A wave of cash has indeed washed over start-ups in the past few years as investors sought alternative investments during the market turmoil of the 2008 crash. Grotech’s Rainey says, “We are now seeing private market transactions that rival public market transactions, think $1 billion invested in Groupon or $400 million in LivingSocial.”
Grotech itself is an original investor in the social deal site LivingSocial.
Daniel Terry is one of the beneficiaries of this VC resurgence. Shortly after graduating from Stanford with his MBA last year, Terry secured $5 million in funding from Sequoia Capital (which backed LinkedIn and was an early investor in video game giant Electronic Arts.).

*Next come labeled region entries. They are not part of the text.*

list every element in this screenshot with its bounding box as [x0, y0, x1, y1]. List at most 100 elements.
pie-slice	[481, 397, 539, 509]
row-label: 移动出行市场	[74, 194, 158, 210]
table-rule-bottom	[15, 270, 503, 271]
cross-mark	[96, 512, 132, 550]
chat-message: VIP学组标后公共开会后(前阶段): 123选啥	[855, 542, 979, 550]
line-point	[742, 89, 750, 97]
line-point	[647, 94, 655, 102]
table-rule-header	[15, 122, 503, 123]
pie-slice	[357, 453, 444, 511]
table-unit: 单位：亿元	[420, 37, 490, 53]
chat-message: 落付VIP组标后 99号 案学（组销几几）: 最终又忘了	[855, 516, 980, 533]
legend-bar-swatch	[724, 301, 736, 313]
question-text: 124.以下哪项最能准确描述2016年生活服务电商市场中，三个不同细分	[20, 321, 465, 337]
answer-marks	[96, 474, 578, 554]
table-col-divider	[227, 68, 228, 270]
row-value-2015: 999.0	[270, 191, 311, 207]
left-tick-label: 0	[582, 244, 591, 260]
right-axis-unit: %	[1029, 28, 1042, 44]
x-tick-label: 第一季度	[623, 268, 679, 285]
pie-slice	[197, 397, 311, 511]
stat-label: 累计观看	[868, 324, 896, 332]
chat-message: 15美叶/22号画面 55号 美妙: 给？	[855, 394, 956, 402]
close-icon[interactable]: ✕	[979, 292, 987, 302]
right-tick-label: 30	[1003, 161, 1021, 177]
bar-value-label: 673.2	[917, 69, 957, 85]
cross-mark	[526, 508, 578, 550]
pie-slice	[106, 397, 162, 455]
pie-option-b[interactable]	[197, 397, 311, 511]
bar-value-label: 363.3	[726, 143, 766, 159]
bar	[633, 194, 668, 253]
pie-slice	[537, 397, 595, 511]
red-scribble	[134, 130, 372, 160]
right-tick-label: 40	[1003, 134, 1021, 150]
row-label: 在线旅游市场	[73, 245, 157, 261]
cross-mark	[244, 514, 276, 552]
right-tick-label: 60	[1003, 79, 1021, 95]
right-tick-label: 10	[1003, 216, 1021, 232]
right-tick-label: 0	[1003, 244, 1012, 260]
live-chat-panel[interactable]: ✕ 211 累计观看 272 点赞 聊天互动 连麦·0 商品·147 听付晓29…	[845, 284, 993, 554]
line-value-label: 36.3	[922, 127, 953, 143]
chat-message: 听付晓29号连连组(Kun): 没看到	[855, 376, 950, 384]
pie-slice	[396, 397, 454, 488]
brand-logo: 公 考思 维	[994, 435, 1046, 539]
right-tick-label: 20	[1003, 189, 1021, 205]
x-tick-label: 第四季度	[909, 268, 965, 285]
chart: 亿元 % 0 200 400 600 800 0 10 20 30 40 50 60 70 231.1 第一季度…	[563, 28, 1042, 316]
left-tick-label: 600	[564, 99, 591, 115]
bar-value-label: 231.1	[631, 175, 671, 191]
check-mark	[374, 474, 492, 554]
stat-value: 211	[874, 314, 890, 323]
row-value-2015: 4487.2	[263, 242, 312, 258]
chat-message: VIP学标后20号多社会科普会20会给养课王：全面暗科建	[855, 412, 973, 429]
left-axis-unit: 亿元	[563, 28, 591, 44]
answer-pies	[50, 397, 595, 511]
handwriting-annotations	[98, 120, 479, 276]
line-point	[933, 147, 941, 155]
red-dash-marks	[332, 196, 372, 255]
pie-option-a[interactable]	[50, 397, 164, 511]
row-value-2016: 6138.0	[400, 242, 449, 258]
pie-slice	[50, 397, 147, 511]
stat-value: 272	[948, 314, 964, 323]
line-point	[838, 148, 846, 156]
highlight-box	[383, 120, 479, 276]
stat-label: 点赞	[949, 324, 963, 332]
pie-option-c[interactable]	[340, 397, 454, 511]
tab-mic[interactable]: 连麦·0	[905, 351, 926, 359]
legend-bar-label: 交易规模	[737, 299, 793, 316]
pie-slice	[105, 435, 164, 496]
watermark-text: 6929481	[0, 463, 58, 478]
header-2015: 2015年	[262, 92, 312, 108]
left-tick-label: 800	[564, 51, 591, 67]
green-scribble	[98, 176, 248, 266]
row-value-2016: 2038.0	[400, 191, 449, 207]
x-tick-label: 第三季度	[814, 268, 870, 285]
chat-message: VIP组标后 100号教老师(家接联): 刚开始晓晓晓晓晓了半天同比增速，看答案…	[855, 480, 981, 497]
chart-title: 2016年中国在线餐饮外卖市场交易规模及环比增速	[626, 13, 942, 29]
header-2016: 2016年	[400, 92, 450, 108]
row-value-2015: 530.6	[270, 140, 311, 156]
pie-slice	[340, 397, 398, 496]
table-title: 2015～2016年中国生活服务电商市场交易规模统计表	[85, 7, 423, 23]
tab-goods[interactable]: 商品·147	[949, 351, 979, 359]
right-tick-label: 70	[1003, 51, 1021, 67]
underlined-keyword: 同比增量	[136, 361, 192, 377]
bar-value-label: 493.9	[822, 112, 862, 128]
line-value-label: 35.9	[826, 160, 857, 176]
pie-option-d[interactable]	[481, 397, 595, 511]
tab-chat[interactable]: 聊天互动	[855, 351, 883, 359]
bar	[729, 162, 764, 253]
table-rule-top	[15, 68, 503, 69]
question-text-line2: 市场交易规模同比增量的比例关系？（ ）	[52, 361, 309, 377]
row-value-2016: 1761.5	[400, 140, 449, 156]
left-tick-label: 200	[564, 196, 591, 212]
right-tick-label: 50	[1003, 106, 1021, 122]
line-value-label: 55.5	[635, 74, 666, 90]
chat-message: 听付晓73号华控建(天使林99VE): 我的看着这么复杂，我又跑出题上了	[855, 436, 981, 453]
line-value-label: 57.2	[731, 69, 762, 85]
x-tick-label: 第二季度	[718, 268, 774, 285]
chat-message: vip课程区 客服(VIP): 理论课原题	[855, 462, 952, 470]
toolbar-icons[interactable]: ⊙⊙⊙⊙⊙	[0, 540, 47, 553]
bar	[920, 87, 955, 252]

Terry, the 29 year-old founder and CEO of mobile gaming company Pocket Gems, says his company was profitable in seven days. Pocket Gems publishes Tap Pet Hotel and Tap Zoo -- two of the top five grossing games in the Apple iPhone App Store.
Not surprisingly, Terry says the LinkedIn IPO is "a sign of good things to come in the market for start-ups." But at the same time, he says Pocket Gems is not close to filing for an IPO or seeking additional start-up cash anytime soon.
"We don't need the capital right now," Terry said. “An IPO is one interesting option for shareholders. And stock would be useful as a currency (for takeovers).”